En la estructura de las artes visuales, se reconoce que hay formatos bidimensionales (fotografía, gráfica, pintura) y tridimensionales (escultura, arquitectura, instalación). La instalación se diferencia de la escultura en que esta última se propone el manejo de los volúmenes, la ocupación o formación de espacio a partir de la materia. En cambio, en la instalación la obra es el espacio, más sus elementos “agregados”. El soporte es el mismo espacio (el arquitectónico, por ejemplo) y los elementos con los que se interviene. La obra de arte no acaba cuando está montada, sino que se realiza cuando es experienciada por nosotr@s el público.

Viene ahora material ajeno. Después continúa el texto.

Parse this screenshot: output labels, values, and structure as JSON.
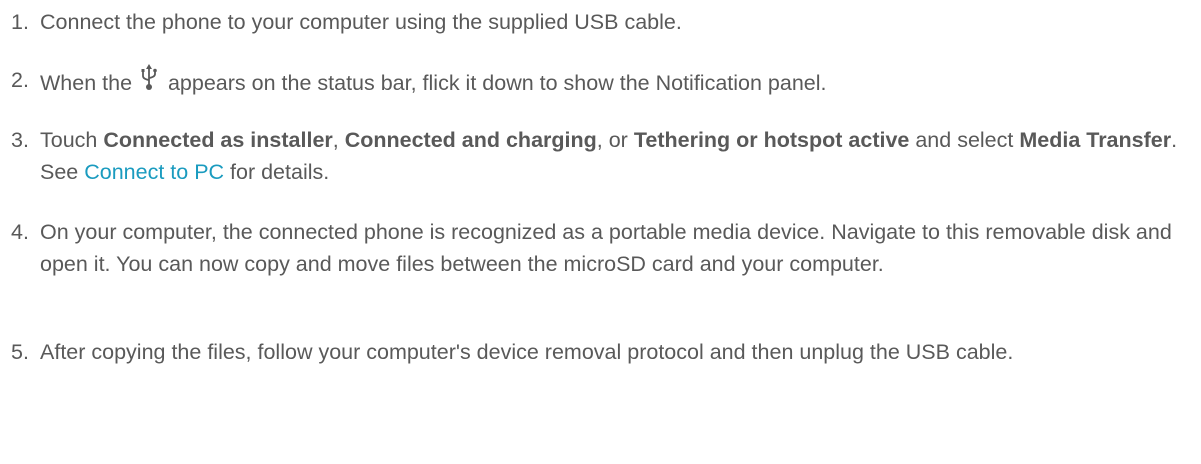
{
  "steps": [
    {
      "number": "1.",
      "text": "Connect the phone to your computer using the supplied USB cable."
    },
    {
      "number": "2.",
      "before": "When the",
      "icon": "usb-icon",
      "after": "appears on the status bar, flick it down to show the Notification panel."
    },
    {
      "number": "3.",
      "t1": "Touch ",
      "b1": "Connected as installer",
      "t2": ", ",
      "b2": "Connected and charging",
      "t3": ", or ",
      "b3": "Tethering or hotspot active",
      "t4": " and select ",
      "b4": "Media Transfer",
      "t5": ". See ",
      "link": "Connect to PC",
      "t6": " for details."
    },
    {
      "number": "4.",
      "text": "On your computer, the connected phone is recognized as a portable media device. Navigate to this removable disk and open it. You can now copy and move files between the microSD card and your computer."
    },
    {
      "number": "5.",
      "text": "After copying the files, follow your computer's device removal protocol and then unplug the USB cable."
    }
  ],
  "colors": {
    "text": "#595959",
    "link": "#1a9bbf"
  }
}
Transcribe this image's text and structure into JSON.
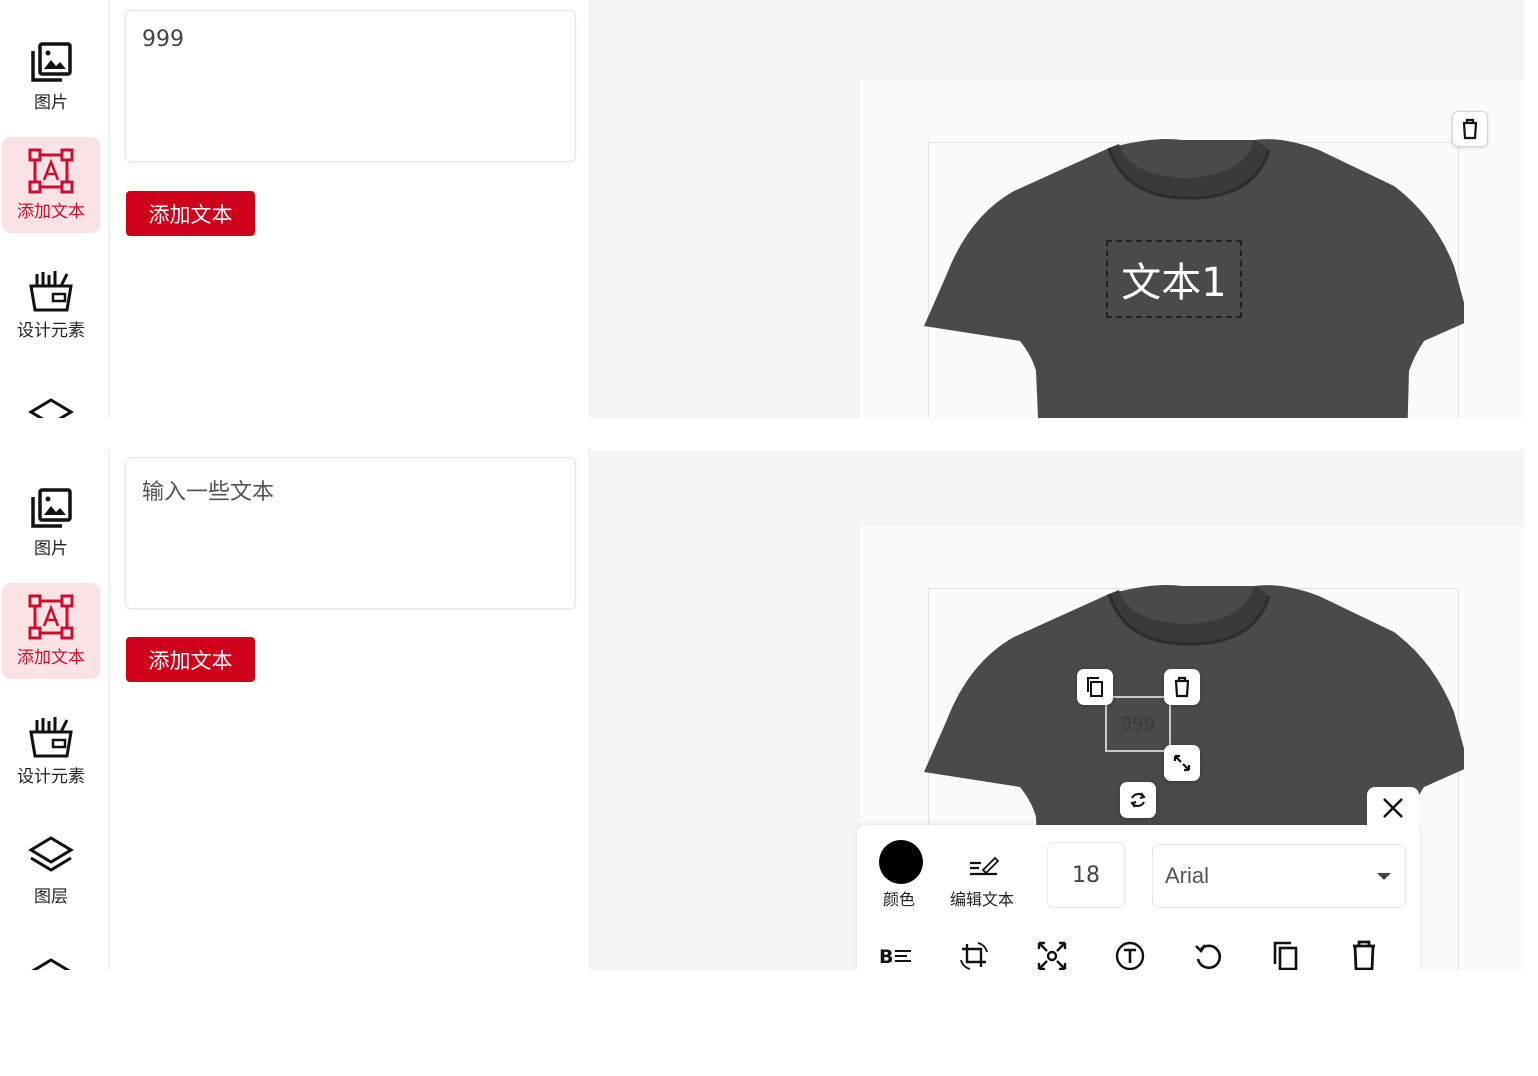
{
  "sidebar": {
    "items": [
      {
        "label": "图片",
        "icon": "image-gallery-icon"
      },
      {
        "label": "添加文本",
        "icon": "add-text-icon",
        "active": true
      },
      {
        "label": "设计元素",
        "icon": "design-elements-icon"
      },
      {
        "label": "图层",
        "icon": "layers-icon"
      }
    ]
  },
  "top": {
    "textarea_value": "999",
    "add_button": "添加文本",
    "canvas_text": "文本1"
  },
  "bottom": {
    "textarea_placeholder": "输入一些文本",
    "add_button": "添加文本",
    "selected_text": "999",
    "toolbar": {
      "color_label": "颜色",
      "color_value": "#000000",
      "edit_text_label": "编辑文本",
      "font_size": "18",
      "font_family": "Arial"
    }
  },
  "colors": {
    "accent": "#d0021b",
    "active_bg": "#fbe3e5",
    "shirt": "#4a4a4a"
  }
}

Al hablar de la foto-instalación Soledades sonoras. 27 años, 8 meses, 14 días de Vida Yovanovich, lo anterior ha de tomarse en cuenta al preguntarnos sobre qué hace una fotógrafa elaborando instalaciones cuando su dominio artístico es la imagen. La sala 11 del Centro Cultural Clavijero es sede de este montaje fotográfico que, por su carácter instalativo, pretende acercar la experiencia del arte a la realidad: hacernos atravesar por los relatos de mujeres acerca de sí mismas y la situación de cárcel que viven, plantarnos frente a ellas y mirarles los ojos, advertirlas en fila y de frente, leer lo que a la fotógrafa contaron. No es una exposición sobre mujeres en reclusión; se pretende dirigir la mirada hacia lo que sucede en el transcurso de la vida de una persona hasta arrastrarla a ser recluida en una cárcel.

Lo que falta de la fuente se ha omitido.